Following an era filled with very polarizing finales, from Lost to How I Met Your Mother, Weiner says he is very cognizant of finding a balance between giving the audience what they want and best serving the overall story. “I’m extremely interested in what the audience thinks, so much so that I’m trying not to confound them, not frustrate and irritate them,” Weiner said. “I don’t want them to walk away angry. But I don’t want to pander to them. This sounds patronizing, but as the person telling the story, sometimes people have to be protected from what they want to see happen and the story has to have its own organic thing. You can’t just give them everything that they want.
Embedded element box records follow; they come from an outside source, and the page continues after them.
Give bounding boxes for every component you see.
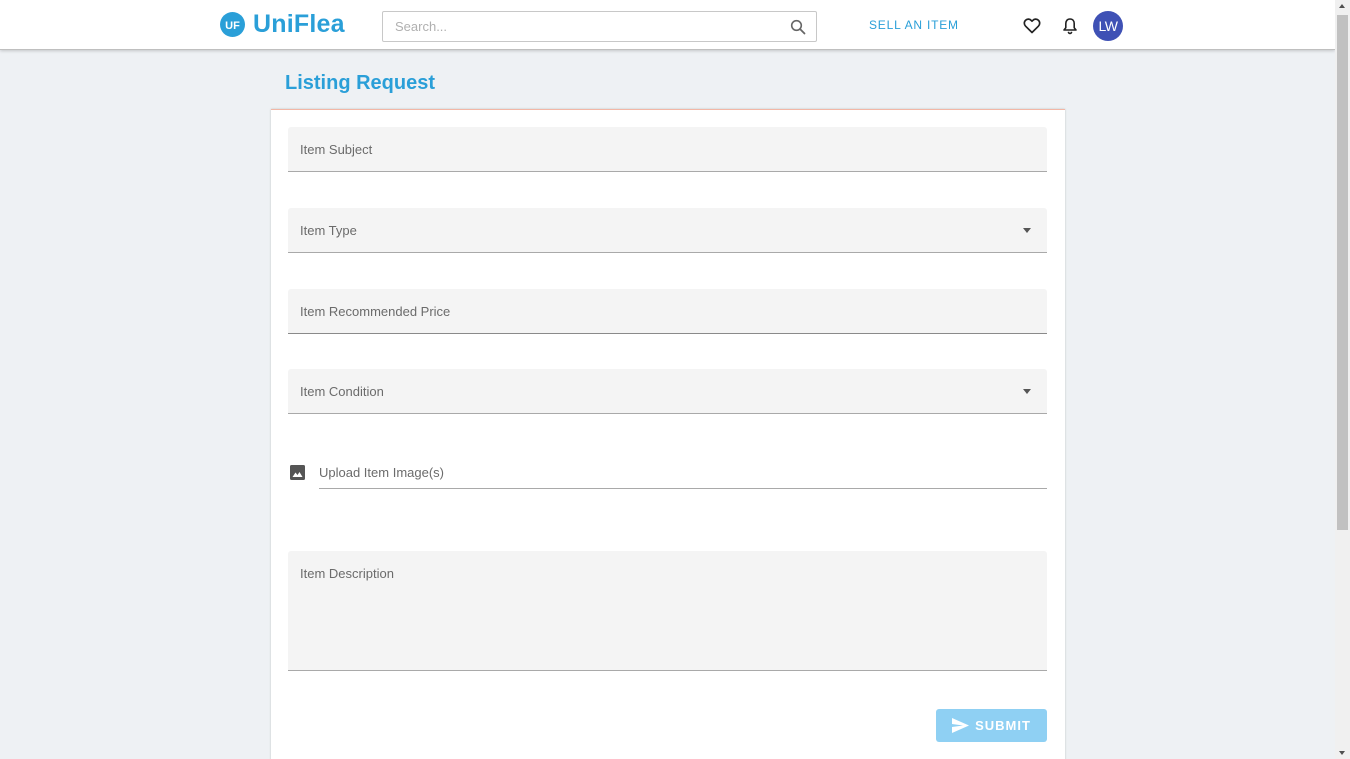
listing-request-form: Item Subject Item Type Item Recommended … xyxy=(271,109,1065,759)
image-icon xyxy=(290,465,305,480)
upload-images-field[interactable]: Upload Item Image(s) xyxy=(288,460,1047,490)
upload-input[interactable]: Upload Item Image(s) xyxy=(319,460,1047,489)
item-subject-field[interactable]: Item Subject xyxy=(288,127,1047,172)
scrollbar-thumb[interactable] xyxy=(1337,15,1348,530)
item-price-field[interactable]: Item Recommended Price xyxy=(288,289,1047,334)
brand-logo[interactable]: UF UniFlea xyxy=(220,10,345,39)
item-price-label: Item Recommended Price xyxy=(300,304,451,319)
heart-icon xyxy=(1023,18,1041,34)
search-input[interactable] xyxy=(383,12,778,41)
user-avatar[interactable]: LW xyxy=(1093,11,1123,41)
page-title: Listing Request xyxy=(285,72,436,94)
item-type-label: Item Type xyxy=(300,223,357,238)
top-app-bar: UF UniFlea SELL AN ITEM LW xyxy=(0,0,1335,50)
upload-label: Upload Item Image(s) xyxy=(319,465,444,480)
brand-name: UniFlea xyxy=(253,10,345,38)
caret-down-icon xyxy=(1023,389,1031,394)
item-condition-label: Item Condition xyxy=(300,384,384,399)
sell-an-item-link[interactable]: SELL AN ITEM xyxy=(869,18,959,32)
svg-text:UF: UF xyxy=(225,20,240,32)
bell-icon xyxy=(1063,18,1077,35)
scroll-down-arrow-icon[interactable] xyxy=(1339,751,1345,755)
search-icon xyxy=(790,19,806,35)
page-scrollbar[interactable] xyxy=(1335,0,1350,759)
uniflea-logo-icon: UF xyxy=(220,12,245,37)
item-subject-label: Item Subject xyxy=(300,142,373,157)
search-bar xyxy=(382,11,817,42)
notifications-button[interactable] xyxy=(1059,15,1081,37)
caret-down-icon xyxy=(1023,228,1031,233)
submit-button[interactable]: SUBMIT xyxy=(936,709,1047,742)
item-description-textarea[interactable]: Item Description xyxy=(288,551,1047,671)
item-type-select[interactable]: Item Type xyxy=(288,208,1047,253)
send-icon xyxy=(952,718,970,733)
favorites-button[interactable] xyxy=(1021,15,1043,37)
submit-label: SUBMIT xyxy=(975,718,1031,733)
item-description-label: Item Description xyxy=(300,566,394,581)
item-condition-select[interactable]: Item Condition xyxy=(288,369,1047,414)
scroll-up-arrow-icon[interactable] xyxy=(1339,4,1345,8)
search-button[interactable] xyxy=(788,17,808,37)
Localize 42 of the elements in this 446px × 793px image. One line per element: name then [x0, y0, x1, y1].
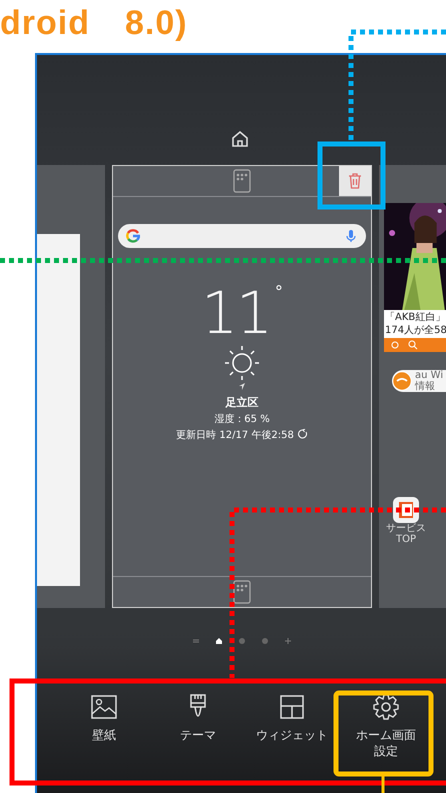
- mic-icon[interactable]: [346, 229, 356, 243]
- home-page-icon[interactable]: [214, 636, 222, 644]
- news-headline: 174人が全58: [385, 324, 446, 337]
- au-widget-text: 情報: [415, 381, 436, 392]
- app-label: TOP: [396, 534, 416, 545]
- updated-time: 更新日時 12/17 午後2:58: [176, 428, 294, 442]
- google-logo-icon: [126, 229, 140, 243]
- app-shortcut[interactable]: サービス TOP: [384, 497, 428, 545]
- apps-handle-icon[interactable]: [233, 169, 251, 193]
- au-logo-icon: [392, 371, 412, 391]
- search-icon[interactable]: [408, 340, 418, 350]
- location-label: 足立区: [226, 395, 258, 410]
- search-bar[interactable]: [118, 224, 366, 248]
- page-heading: droid 8.0): [0, 3, 188, 44]
- trash-icon: [348, 173, 362, 189]
- theme-button[interactable]: テーマ: [151, 689, 245, 763]
- degree-sign: °: [274, 282, 283, 302]
- settings-icon: [372, 693, 400, 721]
- page-preview[interactable]: 11° 足立区 湿度：65 % 更新日時 12/17 午後2:58: [112, 165, 372, 608]
- add-page-icon[interactable]: [284, 636, 292, 644]
- sun-icon: [223, 344, 261, 382]
- page-preview[interactable]: 「AKB紅白」 174人が全58 au Wi 情報 サービス TOP: [379, 165, 446, 608]
- delete-page-button[interactable]: [339, 166, 371, 196]
- page-preview[interactable]: [37, 165, 105, 608]
- news-headline: 「AKB紅白」: [385, 311, 446, 324]
- page-dot-icon[interactable]: [260, 636, 268, 644]
- home-icon[interactable]: [230, 129, 250, 149]
- page-list-icon[interactable]: [192, 636, 200, 644]
- refresh-icon[interactable]: [298, 429, 308, 439]
- au-widget[interactable]: au Wi 情報: [392, 370, 446, 392]
- page-dot-icon[interactable]: [238, 636, 246, 644]
- image-icon: [90, 693, 118, 721]
- widget-button[interactable]: ウィジェット: [245, 689, 339, 763]
- au-widget-text: au Wi: [415, 370, 444, 381]
- apps-handle-icon[interactable]: [233, 580, 251, 604]
- temperature: 11: [201, 282, 271, 344]
- widget-icon: [278, 693, 306, 721]
- wallpaper-button[interactable]: 壁紙: [57, 689, 151, 763]
- humidity-label: 湿度：65 %: [214, 412, 270, 426]
- news-widget[interactable]: 「AKB紅白」 174人が全58: [384, 203, 446, 352]
- app-label: サービス: [386, 523, 426, 534]
- location-icon: [238, 382, 246, 391]
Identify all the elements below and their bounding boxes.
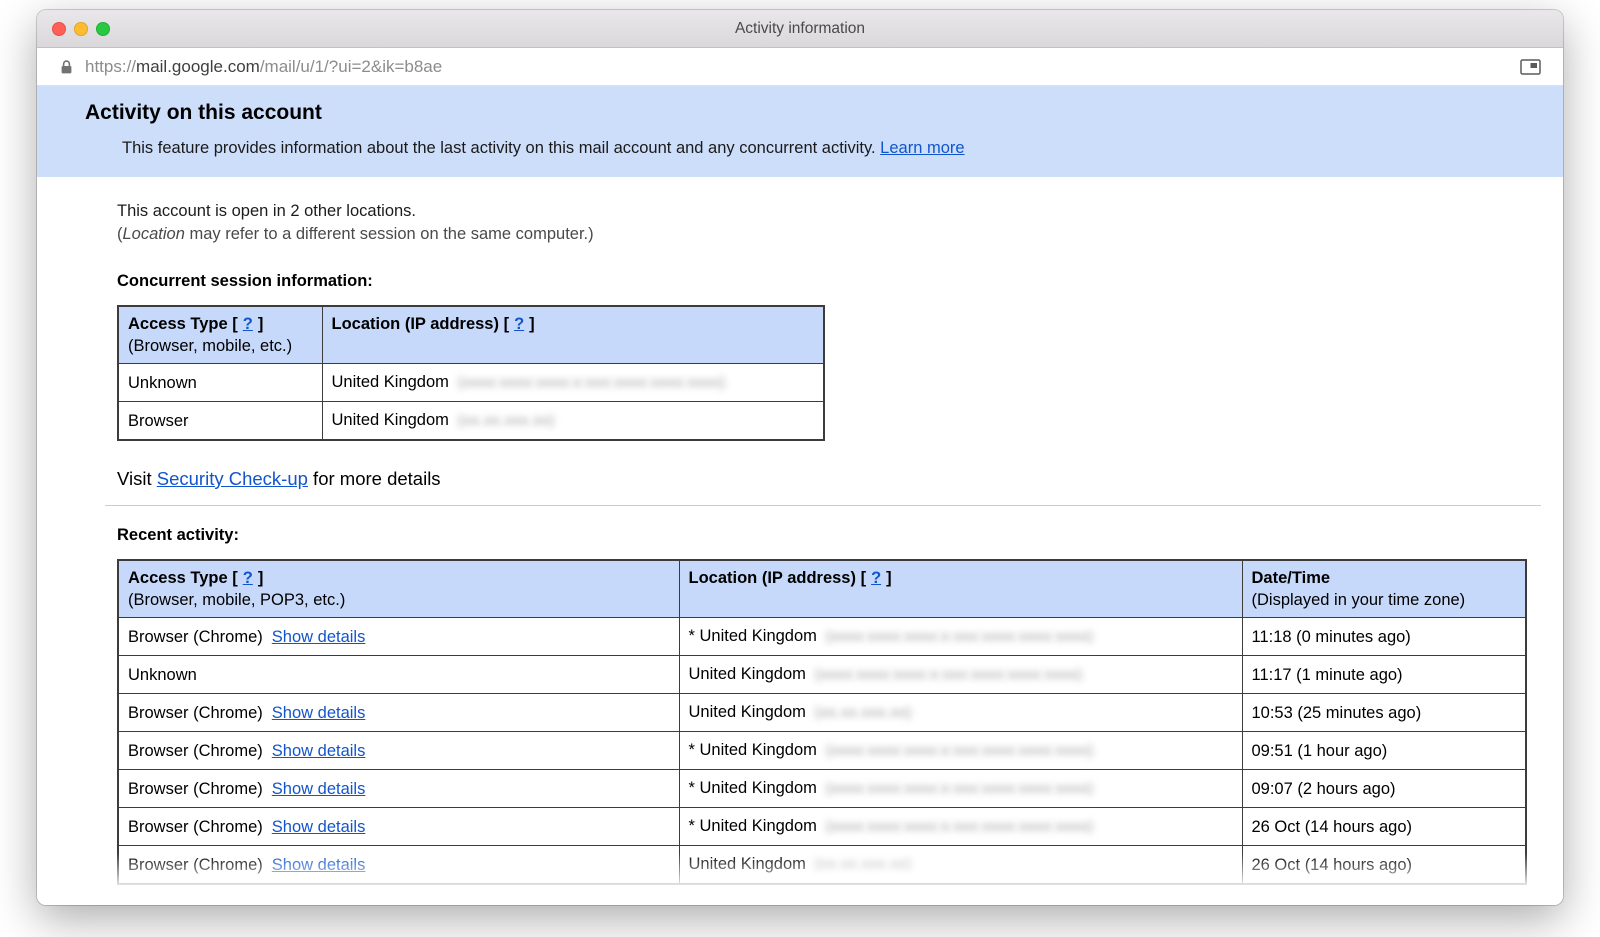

That said, part of entertainment can be catharsis. Bad things happening are considered a good thing in entertainment.”
Catharsis really was the theme of the morning as the original six stars—Jon Hamm, Christina Hendricks, January Jones, John Slattery, Elisabeth Moss and Vincent Kartheiser—waxed poetic on the end of Mad Men. Hamm even offered up a spin-off idea to keep the show alive: “Better Call Pete,” he yelled out, a nod to the network’s Breaking Bad spin-off, Better Call Saul.
“So looking forward to being unemployed,” Hamm said sarcastically. “So happy not to see any of these people ever again. All of that is really great. Hashtag sarcasm. There’s no version of this ending that’s not super painful for me. Mostly, it’s because of these people, because they’ve been this single constant in my creative life for the last decade, so that’s kind of tough. Yeah, I will be happy when the shows air and I don’t have to act like I don’t know how it ends or make up some ridiculous story about robots or zombies, but I’ll never be able to have this again and that’s a drag.”
For his part, Weiner said he doesn’t think he’ll ever be able to let the show go. “There’s an emotional thing that goes along with finishing,” he said. “Now that it’s over, it’s such a relief that it’s not over. I’m very excited to unspool this and for people to see it. It’s a complete thing. It’s going to be weird to actually get to the point where there’s no more new ones. The spinoff right now are these last seven episodes as far as I’m concerned.”
Of course, Weiner & Co. were shy to actually offer up details on the final episodes, other than to say the actual series finale was pleasantly surprising. “It was very emotional,” Jones said. “I kind of knew a little bit of what was going to happen in the last script. The whole last few weeks I was a mess. Anything made me cry. It was hard. It was a beautiful story. It was perfect, in a way. I read it over and over. I didn’t want it to be the last time. Sometimes I’ll still read it.”
“I was pleased,” Hendricks added. “I thought there was no way I could be happy because it’s ending, but… I guess I was surprised I was pleased.”
Mad Men returns Sunday, April 5 at 10 p.m. ET on AMC.